For instance, to become an AMGA certified single-pitch instructor, one must lead a trad climb of a certain grade with a client belayer—someone who may or may not actually be able to provide a safe belay.

“Basically you're just not falling, but theoretically, your client will be able to catch you. But if you are me, and you weigh 230 or whatever—maybe double what most guides weigh—that becomes a very different equation. If you're a guide, and you have a client who's a similar size to you, and you get halfway up the wall and something terrible happens and you fall, yeah, they're not going to be a great belayer. It might be messy, but you probably won't hit the ground. For me, that is not a guarantee. I have taken falling clinics before where partners are trying to give me soft catches and I ended up lower on the wall than they are. I fall further and I yank them up higher than where I was.

“That’s just not a consideration I think a lot of people have to deal with. Then there's the layer of, if I fail, everybody's going to think it's because I'm fat. There are just so many different pieces there that make it even harder for me to feel confident in these spaces. It's exhausting to put yourself out there and overcome those barriers to entry.
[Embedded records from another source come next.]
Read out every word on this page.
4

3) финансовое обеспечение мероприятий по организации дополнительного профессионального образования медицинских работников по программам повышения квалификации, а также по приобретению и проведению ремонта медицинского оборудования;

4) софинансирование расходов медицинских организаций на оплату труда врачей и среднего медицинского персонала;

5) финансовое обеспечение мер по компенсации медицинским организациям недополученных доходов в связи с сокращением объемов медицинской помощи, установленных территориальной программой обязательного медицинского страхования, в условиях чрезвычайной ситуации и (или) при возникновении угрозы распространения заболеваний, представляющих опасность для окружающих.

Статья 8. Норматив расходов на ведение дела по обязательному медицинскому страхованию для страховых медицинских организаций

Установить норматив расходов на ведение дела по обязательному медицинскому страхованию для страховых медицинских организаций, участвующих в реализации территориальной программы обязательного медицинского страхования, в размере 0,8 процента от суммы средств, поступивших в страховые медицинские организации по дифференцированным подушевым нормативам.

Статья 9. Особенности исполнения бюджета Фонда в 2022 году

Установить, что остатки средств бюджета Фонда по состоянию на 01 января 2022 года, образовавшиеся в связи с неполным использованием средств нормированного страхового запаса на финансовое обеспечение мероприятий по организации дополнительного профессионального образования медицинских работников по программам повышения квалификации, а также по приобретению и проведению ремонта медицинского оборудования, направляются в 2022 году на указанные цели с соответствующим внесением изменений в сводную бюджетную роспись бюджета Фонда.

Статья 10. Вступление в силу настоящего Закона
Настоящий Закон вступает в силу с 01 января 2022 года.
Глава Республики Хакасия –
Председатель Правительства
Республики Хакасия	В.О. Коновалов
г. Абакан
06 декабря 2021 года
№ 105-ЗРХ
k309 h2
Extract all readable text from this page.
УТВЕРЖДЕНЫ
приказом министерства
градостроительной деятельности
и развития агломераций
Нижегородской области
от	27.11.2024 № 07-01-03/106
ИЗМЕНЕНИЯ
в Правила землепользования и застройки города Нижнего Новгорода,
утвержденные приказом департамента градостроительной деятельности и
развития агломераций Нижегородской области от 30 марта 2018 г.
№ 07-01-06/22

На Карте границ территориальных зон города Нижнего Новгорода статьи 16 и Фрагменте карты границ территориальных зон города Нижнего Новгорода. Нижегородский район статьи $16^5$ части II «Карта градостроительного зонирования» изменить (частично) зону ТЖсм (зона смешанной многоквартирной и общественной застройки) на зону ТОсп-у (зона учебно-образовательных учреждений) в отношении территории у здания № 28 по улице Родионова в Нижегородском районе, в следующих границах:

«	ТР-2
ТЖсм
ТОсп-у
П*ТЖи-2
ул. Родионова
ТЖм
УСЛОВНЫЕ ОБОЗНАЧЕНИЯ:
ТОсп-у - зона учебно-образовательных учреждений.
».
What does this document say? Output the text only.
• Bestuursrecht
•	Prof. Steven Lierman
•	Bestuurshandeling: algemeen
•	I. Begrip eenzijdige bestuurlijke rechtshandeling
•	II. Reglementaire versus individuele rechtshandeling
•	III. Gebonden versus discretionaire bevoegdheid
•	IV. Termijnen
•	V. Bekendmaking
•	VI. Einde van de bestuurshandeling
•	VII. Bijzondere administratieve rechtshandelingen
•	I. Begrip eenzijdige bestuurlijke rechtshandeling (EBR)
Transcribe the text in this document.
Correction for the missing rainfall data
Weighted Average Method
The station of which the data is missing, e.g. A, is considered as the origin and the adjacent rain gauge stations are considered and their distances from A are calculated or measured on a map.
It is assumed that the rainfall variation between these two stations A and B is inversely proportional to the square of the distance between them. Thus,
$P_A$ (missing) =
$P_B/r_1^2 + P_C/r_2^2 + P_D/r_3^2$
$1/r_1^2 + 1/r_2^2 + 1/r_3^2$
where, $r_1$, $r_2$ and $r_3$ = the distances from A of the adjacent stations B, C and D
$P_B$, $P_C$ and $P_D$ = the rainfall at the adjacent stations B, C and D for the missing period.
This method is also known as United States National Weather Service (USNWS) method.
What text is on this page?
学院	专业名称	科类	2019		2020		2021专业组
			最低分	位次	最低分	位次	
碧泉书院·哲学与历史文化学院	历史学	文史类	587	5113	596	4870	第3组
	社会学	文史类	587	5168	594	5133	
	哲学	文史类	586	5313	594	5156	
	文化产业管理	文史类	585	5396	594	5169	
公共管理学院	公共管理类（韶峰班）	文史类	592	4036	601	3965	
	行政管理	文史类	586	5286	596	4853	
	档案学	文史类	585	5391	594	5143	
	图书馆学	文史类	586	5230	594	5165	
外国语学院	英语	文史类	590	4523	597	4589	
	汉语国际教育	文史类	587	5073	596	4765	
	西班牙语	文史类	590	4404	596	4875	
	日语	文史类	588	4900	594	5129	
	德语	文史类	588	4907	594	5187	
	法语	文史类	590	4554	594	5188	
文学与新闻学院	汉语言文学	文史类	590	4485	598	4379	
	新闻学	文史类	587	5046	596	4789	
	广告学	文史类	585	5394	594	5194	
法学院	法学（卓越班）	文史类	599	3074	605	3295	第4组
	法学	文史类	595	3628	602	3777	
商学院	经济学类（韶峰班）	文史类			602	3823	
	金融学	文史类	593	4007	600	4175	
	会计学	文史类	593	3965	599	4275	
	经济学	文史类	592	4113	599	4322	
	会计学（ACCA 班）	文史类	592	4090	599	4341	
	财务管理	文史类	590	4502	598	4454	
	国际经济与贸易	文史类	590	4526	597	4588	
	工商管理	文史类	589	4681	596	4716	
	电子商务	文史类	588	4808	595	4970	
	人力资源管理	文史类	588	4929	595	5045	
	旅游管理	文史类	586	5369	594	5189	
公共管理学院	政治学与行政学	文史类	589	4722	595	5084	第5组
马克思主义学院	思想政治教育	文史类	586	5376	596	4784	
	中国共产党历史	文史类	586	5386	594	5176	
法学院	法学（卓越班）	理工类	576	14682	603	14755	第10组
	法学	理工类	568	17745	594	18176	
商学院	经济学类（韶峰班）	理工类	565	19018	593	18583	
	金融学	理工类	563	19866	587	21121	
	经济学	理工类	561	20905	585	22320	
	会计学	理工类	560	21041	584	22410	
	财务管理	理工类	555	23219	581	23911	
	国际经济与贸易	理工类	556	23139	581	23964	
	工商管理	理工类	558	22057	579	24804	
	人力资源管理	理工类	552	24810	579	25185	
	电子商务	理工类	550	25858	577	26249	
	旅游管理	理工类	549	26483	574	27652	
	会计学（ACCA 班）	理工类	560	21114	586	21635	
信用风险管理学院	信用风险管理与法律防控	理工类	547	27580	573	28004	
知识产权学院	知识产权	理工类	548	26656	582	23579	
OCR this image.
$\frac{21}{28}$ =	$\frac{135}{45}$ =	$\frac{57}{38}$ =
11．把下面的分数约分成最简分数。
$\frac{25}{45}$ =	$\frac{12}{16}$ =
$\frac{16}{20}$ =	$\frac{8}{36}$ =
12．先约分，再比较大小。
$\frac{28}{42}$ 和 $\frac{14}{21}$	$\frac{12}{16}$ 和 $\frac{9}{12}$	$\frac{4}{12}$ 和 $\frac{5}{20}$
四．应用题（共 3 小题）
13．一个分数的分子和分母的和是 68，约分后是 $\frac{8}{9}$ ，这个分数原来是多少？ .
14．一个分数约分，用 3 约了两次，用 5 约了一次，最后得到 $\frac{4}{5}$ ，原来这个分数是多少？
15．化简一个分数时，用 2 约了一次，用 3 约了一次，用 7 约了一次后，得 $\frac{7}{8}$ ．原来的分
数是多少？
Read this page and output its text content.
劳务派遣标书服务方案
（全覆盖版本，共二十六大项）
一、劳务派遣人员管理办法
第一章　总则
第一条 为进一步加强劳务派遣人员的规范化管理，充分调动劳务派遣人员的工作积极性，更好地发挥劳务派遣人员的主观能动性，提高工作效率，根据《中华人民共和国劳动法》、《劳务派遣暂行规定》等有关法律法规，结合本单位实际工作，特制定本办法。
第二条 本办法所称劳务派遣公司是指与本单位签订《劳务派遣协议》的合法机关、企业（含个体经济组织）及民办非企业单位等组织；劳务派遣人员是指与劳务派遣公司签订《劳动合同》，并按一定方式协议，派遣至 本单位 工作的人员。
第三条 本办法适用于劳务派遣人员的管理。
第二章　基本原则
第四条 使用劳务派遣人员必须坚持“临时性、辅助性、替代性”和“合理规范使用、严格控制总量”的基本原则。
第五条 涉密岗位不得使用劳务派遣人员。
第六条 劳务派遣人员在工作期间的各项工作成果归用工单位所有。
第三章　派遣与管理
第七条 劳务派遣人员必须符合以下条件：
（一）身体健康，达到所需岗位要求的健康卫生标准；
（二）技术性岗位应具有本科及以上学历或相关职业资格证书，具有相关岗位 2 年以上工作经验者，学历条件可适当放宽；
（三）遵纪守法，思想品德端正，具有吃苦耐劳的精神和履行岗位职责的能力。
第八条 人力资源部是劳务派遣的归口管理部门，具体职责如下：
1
I really want to be clear, I am not the only one that struggles with lead-climbing. Everybody struggles with lead-climbing, if you don't, you're probably Alex Honnold—but there are just additional pieces to the equation that make it harder.”


"That’s just not a consideration I think a lot of people have to deal with. Then there's the layer of, if I fail, everybody's going to think it's because I'm fat. There are just so many different pieces there that make it even harder for me to feel confident in these spaces."


A Possible Solution

“Realistically, I'm not totally sure how much can change in terms of infrastructure. I think the best thing that can happen, is just have more people that look like me and more people that look like Meghan Banker and Sam Ortiz in these spaces, leading programming, getting more people into it. Because the more that we exist, the more that we take up space, the more visible we are, the more access we'll have, and the more people will understand our problems."

“I would really love to see a differentiation between guiding and instructing. I would like to become an instructor, and in my mind, an instructor would never say, ‘Hey, random stranger. I'm going teach you to belay for five minutes, and then I'm going to get on something.’ Because what I'm doing here is teaching you how to be an effective belayer, so that interaction would be a lot like more nuanced. Versus somebody who just wants to climb a desert tower and the guide has climbed this tower 15 times, and they're quite certain they can put up the rope.

“In my mind, those are different tracks, and therefore they should have different certification-processes, because they're different. I don't know, it's just different skill sets also. There is a very big difference between being a really good rock climber and a guide, and being a really good instructor and a rock-climber."

“I am so grateful that in my lifetime, even the last five years, we have gone from an outdoor industry that actively denies that fat people exist, and want to be in the woods, to some companies being invested and interested in creating accessibility. We have a long way to go, and I'm not saying we have won the war. … I want to be a part of bringing the outdoors to people who have been completely forgotten and excluded historically.”